I realized that I was quite hungry; it was ten and I hadn’t eaten the toast Lotty had thrust at me. I foraged in the refrigerator: no juice—Lotty never drank anything out of cans. I found a drawer full of oranges and squeezed a small pitcher of juice, and then took some of Lotty’s thick light Viennese bread and turned it into French toast, whistling under my breath. I realized I felt good, despite Thayer’s death and all the unexplained dangling pieces to the case. Some instinct told me that things were finally starting to happen.
When Jill emerged pink and sleepy from the bath, I set her to eating, holding my questions and telling her a little bit about myself in answer to her inquiries. She wanted to know if I always caught the killer.
“This is the first time I’ve ever really dealt directly with a killer,” I answered. “But generally, yes, I do get to the root of the problems I’m asked to look into.”
“Are you scared?” Jill asked. “I mean, you’ve been beaten up and your apartment got torn up, and they—they shot Daddy and Pete.”
“Yes, of course I’m scared,” I said calmly. “Only a fool would look at a mess like this and not be. It’s just that it doesn’t panic me—it makes me careful, being scared does, but it doesn’t override my judgment.
“Now, I want you to tell me everything you can remember about whom your father talked to in the last few days, and what they said. We’ll go sit on the bed, and you’ll drink some hot milk with brandy as Lotty ordered, so that when I’m done you’ll go to sleep.”
She followed me into the bedroom and got into bed, obediently sipping at the milk. I had put in brown sugar and nutmeg and laced it heavily. She made a face but continued sipping it while we talked.

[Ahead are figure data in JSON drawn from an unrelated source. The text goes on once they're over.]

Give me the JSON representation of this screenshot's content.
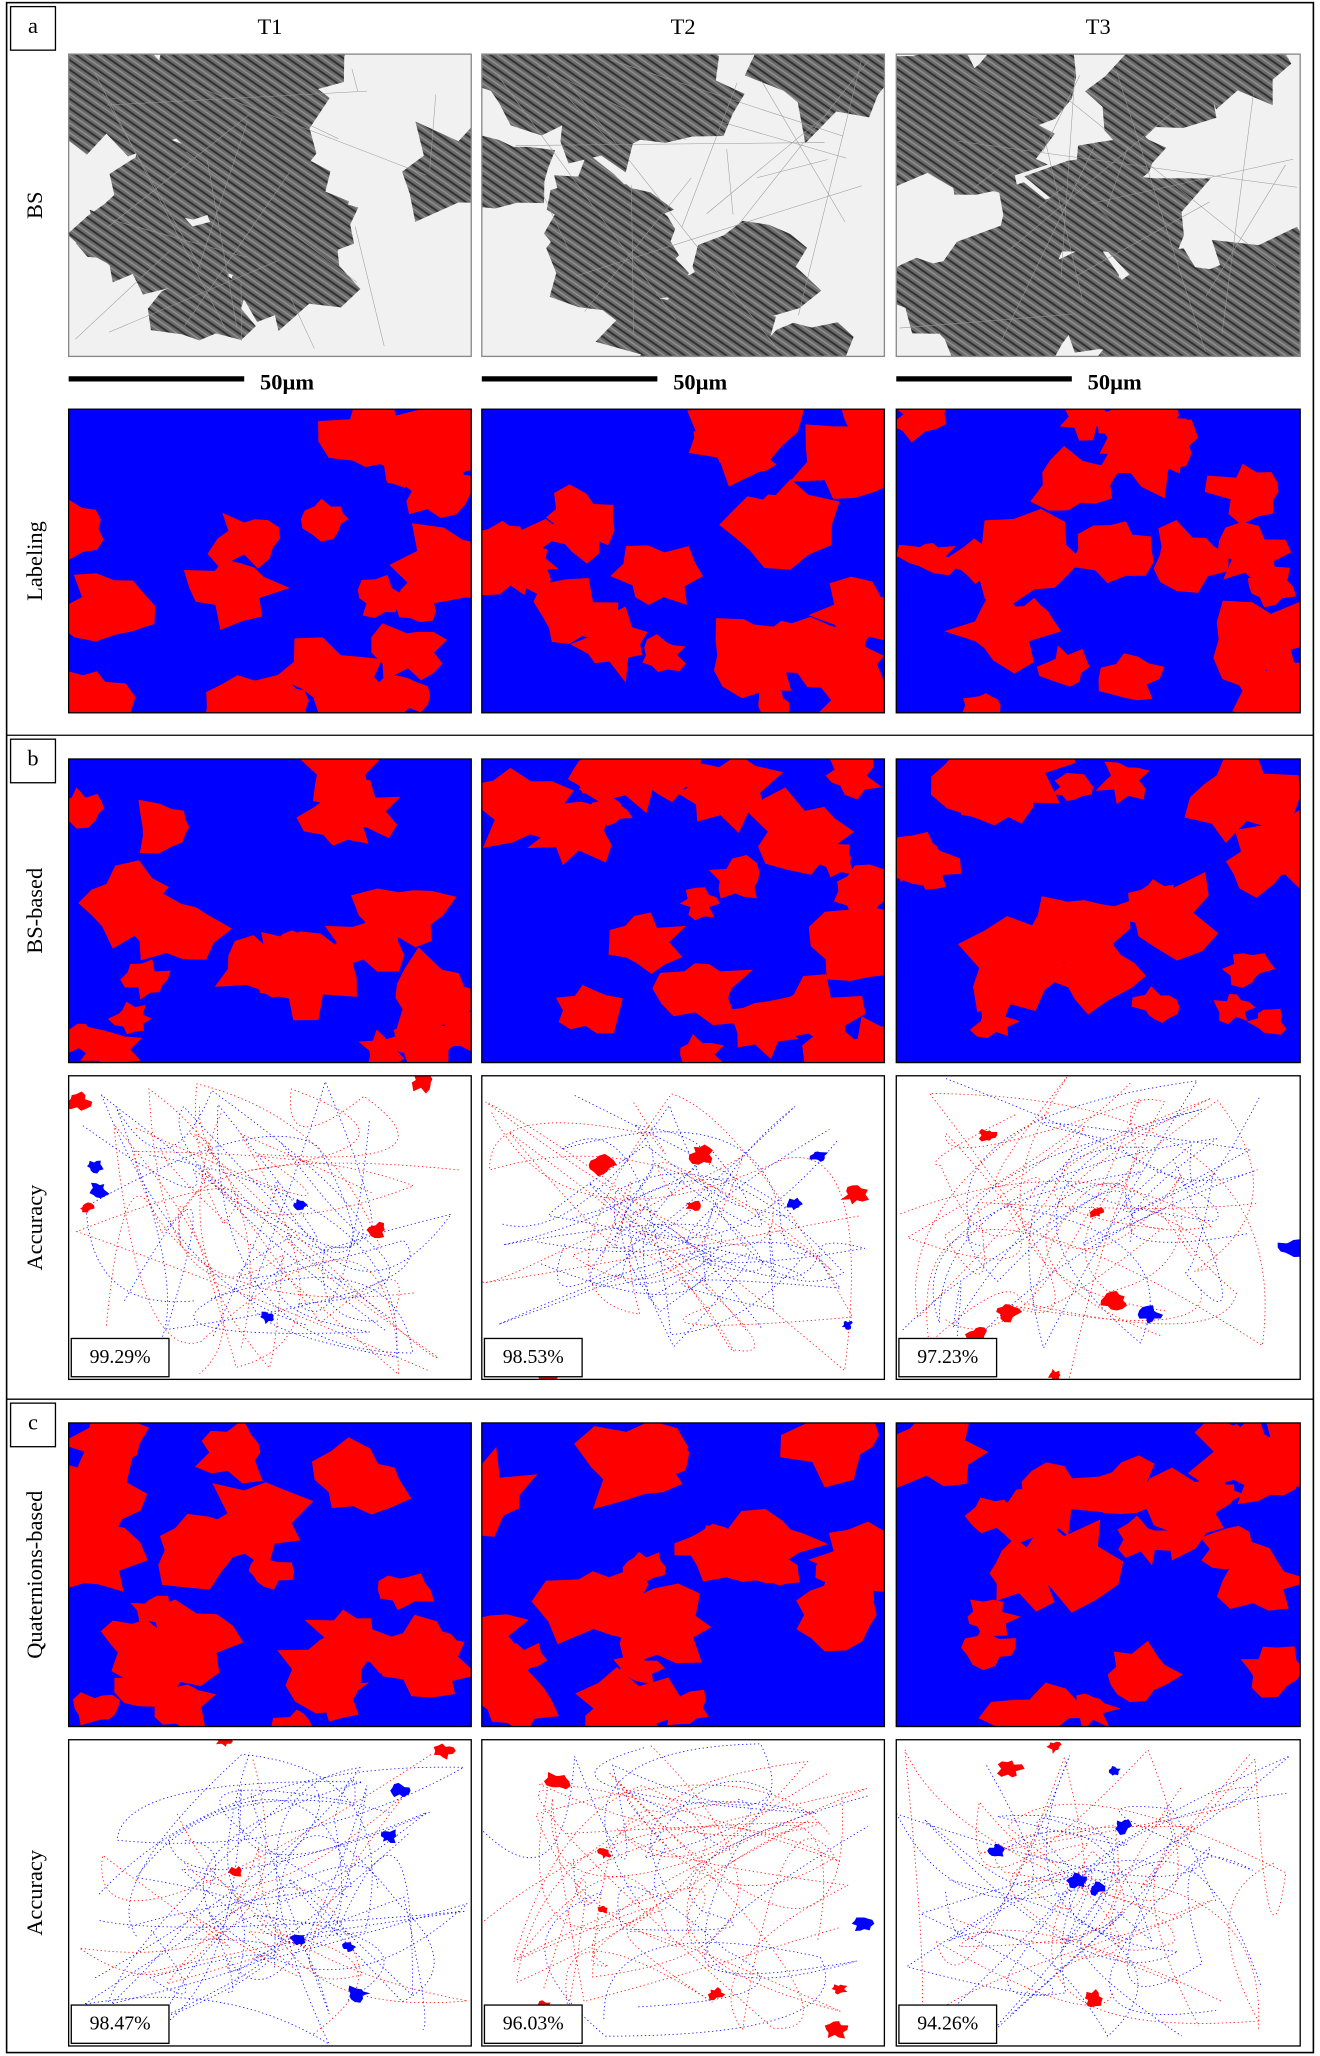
{
  "columns": [
    "T1",
    "T2",
    "T3"
  ],
  "panels": [
    {
      "label": "a",
      "rows": [
        {
          "label": "BS"
        },
        {
          "label": "Labeling"
        }
      ],
      "scale_bars": [
        "50µm",
        "50µm",
        "50µm"
      ]
    },
    {
      "label": "b",
      "rows": [
        {
          "label": "BS-based"
        },
        {
          "label": "Accuracy",
          "values": [
            "99.29%",
            "98.53%",
            "97.23%"
          ]
        }
      ]
    },
    {
      "label": "c",
      "rows": [
        {
          "label": "Quaternions-based"
        },
        {
          "label": "Accuracy",
          "values": [
            "98.47%",
            "96.03%",
            "94.26%"
          ]
        }
      ]
    }
  ]
}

“When I came out on Saturday, you said your father at first didn’t believe this Mackenzie they’ve arrested killed your brother, but the neighbors talked him out of it. What neighbors?”
“Well, a lot of people came by, and they all more or less said the same thing. Do you want all their names?”
“If you can remember them and remember what they said.”
We went through a list of about a dozen people, which included Yardley Masters and his wife, the only name I recognized. I got some long histories of relations among the families, and Jill contorted her face in the effort of trying to remember exactly what they’d all said.
“You said they ‘all more or less said the same thing,’ “ I repeated after a while. “Was anyone more emphatic about it than the others?”
She nodded at that. “Mr. Masters. Daddy kept raving that he was sure that Anita’s father had done it, and Mr. Masters said something like, ‘Look, John, you don’t want to keep going around saying things like that. A lot of things could come out that you don’t want to hear.’ Then Daddy got mad and started yelling, ‘What do you mean? Are you threatening me?’ And Mr. Masters said, ‘No, of course not, John. We’re friends. Just giving you some advise,’ or something like that.”
“I see,” I said. Very illuminating. “Was that all?”
“Yes, but it was after Mr. and Mrs. Masters left that Daddy said he guessed he was wrong, which made me glad at the time, because of course Anita wouldn’t try to kill Peter. But then he started saying terrible things about Peter.”